Well, first I thought it was Frenchy mussells she meant and I wonders to myself how on earth a body could tell? It's not as though the blessed things comes out the shell waving little French flags, now is it? So I might as well go down and buy some good Brighton mussells from John Gunn by the Strand and teach them to say !’ Ooh lala!’ when served at table!

But no, a 'morsel' was what she meant and what blessed good is that to tell me what they is? A nice piece of pork pie or yet a bit of good red herring is delicious morsels too and I daresay some of them is got in France. So finally I has to put on my bonnet and go down the street to that fancy Madame Moyselle as calls herself a Lady’s Maid (though I am sure myself ‘tis many a long year since that one has been a maid). And what do these Volly Vonts turn out to be but tarts, pure and simple!

‘But’ says she ‘I hope your mistress knows that they must be served with dandylion garnish?” and then she does laugh and whinney and snort like an old carthorse until Pearce, the Butler, cries “For shame.” And explains to me her sudden mirth.

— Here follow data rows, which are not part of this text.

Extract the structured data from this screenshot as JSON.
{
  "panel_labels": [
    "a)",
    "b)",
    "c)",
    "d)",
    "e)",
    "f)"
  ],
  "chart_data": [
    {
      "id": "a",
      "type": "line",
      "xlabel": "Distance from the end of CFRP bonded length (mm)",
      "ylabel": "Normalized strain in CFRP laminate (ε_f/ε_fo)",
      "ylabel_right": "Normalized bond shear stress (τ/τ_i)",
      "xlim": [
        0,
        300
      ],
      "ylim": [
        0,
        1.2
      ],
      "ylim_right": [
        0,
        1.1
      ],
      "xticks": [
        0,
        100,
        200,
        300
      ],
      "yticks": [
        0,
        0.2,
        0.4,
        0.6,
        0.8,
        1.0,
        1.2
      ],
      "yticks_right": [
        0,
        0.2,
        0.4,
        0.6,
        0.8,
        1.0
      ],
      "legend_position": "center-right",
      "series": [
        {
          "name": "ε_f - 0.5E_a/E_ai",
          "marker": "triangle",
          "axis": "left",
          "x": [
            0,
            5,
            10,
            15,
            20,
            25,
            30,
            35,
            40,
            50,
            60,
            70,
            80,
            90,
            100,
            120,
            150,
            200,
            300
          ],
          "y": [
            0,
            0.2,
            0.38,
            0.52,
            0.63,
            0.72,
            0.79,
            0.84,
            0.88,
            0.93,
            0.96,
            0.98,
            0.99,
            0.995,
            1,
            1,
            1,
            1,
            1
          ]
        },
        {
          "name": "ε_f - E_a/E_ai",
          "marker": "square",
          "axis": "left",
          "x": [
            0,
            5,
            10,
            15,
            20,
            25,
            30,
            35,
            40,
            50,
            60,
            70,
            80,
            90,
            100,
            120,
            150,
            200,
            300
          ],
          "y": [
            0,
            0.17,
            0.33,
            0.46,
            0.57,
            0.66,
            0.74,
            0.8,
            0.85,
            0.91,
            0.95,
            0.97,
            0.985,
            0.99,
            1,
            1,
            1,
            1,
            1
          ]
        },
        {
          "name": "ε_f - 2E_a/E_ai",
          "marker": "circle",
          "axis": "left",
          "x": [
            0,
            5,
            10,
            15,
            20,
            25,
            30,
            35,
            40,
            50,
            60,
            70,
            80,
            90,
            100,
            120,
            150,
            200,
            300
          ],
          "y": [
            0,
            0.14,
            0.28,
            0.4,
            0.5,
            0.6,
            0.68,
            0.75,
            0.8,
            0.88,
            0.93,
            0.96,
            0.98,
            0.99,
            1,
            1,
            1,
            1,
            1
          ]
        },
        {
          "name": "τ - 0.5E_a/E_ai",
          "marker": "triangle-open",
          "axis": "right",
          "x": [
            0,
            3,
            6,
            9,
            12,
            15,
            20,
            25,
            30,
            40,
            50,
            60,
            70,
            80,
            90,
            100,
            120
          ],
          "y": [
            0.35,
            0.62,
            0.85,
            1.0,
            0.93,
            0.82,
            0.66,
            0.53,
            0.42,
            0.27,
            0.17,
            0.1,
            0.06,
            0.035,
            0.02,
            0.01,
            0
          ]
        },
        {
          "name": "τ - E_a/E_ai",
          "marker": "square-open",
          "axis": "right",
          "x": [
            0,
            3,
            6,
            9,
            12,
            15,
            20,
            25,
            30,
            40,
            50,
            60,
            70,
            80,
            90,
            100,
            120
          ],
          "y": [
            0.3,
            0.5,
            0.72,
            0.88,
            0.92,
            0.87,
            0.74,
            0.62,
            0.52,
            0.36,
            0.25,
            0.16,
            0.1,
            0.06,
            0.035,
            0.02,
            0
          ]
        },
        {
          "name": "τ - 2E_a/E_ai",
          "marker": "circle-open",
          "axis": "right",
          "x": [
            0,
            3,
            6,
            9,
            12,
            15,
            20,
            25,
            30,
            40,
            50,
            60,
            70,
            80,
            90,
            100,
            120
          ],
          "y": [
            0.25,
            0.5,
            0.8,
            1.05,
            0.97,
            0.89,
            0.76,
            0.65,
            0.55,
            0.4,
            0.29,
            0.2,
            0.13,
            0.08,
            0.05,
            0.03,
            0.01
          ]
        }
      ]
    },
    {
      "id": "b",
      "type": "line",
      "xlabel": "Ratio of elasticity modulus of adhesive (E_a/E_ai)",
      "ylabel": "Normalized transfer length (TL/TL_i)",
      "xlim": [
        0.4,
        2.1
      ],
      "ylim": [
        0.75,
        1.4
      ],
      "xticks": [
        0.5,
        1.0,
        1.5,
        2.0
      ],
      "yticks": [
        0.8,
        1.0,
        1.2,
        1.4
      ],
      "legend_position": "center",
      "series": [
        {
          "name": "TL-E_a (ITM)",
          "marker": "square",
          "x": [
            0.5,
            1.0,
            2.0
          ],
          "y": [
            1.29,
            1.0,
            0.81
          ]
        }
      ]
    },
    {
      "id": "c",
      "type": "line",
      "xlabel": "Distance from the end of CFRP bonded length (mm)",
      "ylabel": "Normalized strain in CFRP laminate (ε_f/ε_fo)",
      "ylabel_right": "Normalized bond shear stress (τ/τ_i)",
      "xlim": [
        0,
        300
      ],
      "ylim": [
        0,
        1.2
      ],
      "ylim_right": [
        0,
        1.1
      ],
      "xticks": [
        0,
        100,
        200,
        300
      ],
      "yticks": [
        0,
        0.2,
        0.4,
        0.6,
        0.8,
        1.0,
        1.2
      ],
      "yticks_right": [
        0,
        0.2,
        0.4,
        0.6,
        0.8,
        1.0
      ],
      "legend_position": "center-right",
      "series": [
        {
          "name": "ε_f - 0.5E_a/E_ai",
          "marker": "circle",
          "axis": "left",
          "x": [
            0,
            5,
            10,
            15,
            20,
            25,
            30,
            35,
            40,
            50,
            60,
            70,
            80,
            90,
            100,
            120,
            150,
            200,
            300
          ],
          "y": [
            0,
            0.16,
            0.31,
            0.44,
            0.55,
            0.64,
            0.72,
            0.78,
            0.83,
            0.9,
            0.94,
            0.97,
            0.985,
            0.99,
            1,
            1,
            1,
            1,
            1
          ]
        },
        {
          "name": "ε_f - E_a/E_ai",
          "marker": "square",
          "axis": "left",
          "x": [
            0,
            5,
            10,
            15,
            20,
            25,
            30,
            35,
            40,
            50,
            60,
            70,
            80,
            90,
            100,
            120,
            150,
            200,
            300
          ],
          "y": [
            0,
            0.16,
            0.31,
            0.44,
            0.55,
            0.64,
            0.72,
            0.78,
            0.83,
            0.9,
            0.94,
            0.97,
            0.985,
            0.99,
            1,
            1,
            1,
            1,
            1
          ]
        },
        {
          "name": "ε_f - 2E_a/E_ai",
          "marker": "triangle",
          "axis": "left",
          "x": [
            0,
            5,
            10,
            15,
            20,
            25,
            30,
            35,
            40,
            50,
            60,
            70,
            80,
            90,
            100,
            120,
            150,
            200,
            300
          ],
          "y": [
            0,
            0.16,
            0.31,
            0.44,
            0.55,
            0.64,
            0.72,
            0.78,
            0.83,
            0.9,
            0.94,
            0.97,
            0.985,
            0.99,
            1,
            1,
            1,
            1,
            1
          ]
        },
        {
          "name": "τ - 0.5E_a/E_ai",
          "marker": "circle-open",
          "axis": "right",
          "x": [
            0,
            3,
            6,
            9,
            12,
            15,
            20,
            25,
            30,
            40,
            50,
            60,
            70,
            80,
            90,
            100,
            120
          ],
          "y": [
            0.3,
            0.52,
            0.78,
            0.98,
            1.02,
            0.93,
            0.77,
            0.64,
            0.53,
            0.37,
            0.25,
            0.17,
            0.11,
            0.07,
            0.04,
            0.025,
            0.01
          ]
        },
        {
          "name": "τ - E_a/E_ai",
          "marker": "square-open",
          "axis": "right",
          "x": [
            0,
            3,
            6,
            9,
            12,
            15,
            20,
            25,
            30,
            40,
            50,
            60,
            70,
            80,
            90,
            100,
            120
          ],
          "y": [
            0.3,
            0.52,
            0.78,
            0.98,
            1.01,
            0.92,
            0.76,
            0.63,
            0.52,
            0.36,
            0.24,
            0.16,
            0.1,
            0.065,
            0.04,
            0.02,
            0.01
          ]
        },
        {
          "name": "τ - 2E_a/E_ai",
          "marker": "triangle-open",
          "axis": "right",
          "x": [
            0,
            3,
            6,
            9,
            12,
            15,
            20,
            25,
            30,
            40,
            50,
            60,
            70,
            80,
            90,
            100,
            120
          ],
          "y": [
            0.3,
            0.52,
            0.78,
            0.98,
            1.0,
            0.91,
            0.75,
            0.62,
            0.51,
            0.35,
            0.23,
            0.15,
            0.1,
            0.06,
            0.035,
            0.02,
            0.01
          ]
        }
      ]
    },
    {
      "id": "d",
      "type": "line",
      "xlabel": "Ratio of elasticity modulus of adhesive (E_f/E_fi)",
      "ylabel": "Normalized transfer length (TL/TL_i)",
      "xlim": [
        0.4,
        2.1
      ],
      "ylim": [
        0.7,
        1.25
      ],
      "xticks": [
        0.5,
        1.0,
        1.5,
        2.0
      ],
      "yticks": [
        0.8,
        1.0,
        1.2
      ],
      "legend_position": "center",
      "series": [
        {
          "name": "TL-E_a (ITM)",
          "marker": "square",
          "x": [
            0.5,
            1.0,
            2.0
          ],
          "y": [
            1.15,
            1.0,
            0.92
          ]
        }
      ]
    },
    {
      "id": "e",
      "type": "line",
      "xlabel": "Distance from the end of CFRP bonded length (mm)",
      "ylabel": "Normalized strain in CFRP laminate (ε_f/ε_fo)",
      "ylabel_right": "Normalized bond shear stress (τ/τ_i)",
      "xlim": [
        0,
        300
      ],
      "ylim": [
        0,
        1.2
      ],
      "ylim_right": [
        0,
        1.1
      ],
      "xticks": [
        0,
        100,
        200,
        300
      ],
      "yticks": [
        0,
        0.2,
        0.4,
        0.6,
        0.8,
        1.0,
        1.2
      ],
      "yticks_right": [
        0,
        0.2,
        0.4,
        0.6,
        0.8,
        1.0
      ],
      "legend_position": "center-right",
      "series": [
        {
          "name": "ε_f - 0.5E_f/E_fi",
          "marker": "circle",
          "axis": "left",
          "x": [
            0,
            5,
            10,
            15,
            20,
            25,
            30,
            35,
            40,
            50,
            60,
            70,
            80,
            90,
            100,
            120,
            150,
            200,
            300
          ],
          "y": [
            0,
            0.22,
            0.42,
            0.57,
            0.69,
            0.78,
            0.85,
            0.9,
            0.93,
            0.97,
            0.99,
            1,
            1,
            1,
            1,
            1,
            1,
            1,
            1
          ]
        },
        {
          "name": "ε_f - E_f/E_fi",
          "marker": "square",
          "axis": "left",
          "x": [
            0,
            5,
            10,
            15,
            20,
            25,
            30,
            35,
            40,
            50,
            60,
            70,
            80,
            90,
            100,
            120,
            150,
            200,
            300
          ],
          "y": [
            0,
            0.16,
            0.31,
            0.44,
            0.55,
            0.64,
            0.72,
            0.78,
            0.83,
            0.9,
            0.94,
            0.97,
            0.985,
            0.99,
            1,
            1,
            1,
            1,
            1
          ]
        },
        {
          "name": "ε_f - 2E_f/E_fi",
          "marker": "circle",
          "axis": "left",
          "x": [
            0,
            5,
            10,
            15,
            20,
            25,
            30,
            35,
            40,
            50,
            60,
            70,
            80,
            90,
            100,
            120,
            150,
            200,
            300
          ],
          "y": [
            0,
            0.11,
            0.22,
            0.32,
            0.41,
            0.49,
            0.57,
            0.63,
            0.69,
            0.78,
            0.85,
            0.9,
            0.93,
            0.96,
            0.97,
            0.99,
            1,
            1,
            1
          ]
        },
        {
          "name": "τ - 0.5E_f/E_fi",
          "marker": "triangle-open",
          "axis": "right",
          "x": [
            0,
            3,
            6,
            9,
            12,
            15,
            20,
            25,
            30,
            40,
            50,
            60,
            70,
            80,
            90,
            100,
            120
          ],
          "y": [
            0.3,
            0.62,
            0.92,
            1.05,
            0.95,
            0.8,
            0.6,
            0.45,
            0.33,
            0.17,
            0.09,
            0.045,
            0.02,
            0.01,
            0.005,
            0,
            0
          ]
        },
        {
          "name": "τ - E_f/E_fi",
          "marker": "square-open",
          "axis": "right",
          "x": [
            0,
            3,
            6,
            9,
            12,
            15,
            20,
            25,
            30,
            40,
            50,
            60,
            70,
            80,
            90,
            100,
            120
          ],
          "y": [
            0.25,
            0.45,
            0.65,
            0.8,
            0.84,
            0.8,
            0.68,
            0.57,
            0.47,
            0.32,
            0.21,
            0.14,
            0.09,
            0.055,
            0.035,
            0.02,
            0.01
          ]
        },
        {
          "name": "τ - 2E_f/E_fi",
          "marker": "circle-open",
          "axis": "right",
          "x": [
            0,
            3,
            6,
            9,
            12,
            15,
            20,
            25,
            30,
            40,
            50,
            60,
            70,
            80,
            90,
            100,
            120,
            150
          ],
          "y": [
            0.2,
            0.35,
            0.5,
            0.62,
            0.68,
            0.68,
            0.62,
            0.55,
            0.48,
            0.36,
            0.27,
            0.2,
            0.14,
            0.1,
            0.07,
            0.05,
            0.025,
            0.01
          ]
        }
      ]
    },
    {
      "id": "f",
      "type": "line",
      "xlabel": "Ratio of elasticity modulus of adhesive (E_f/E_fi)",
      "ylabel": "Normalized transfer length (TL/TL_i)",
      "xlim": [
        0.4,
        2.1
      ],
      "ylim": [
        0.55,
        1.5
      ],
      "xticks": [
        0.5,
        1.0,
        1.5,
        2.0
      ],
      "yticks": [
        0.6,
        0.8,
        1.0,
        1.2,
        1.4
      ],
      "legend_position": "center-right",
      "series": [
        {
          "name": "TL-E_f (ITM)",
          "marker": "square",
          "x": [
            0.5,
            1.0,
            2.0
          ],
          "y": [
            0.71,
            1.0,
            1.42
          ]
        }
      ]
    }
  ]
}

Seems Volley Vont is naught but the French word for ”Farts in the wind” which I mind is a wee bit funny and most peculiar for to name a dish. And all do know, a’course that the country name “Piss a Bed” stands for dandylion. So 'serve your farts in a bed of piss' what was she was a saying of . And very nice -I don't think – for her who calls herself an Upper Servant! So I sniffed and bid them both gooday, for twas a joke, to be sure; but I couldn’[t help but think it were aimed at my Mistress having got the name wrong.

In truth I think these ‘delicious morsels' should not be called Volly Vents, but Folly Vents for all the trouble they have caused me.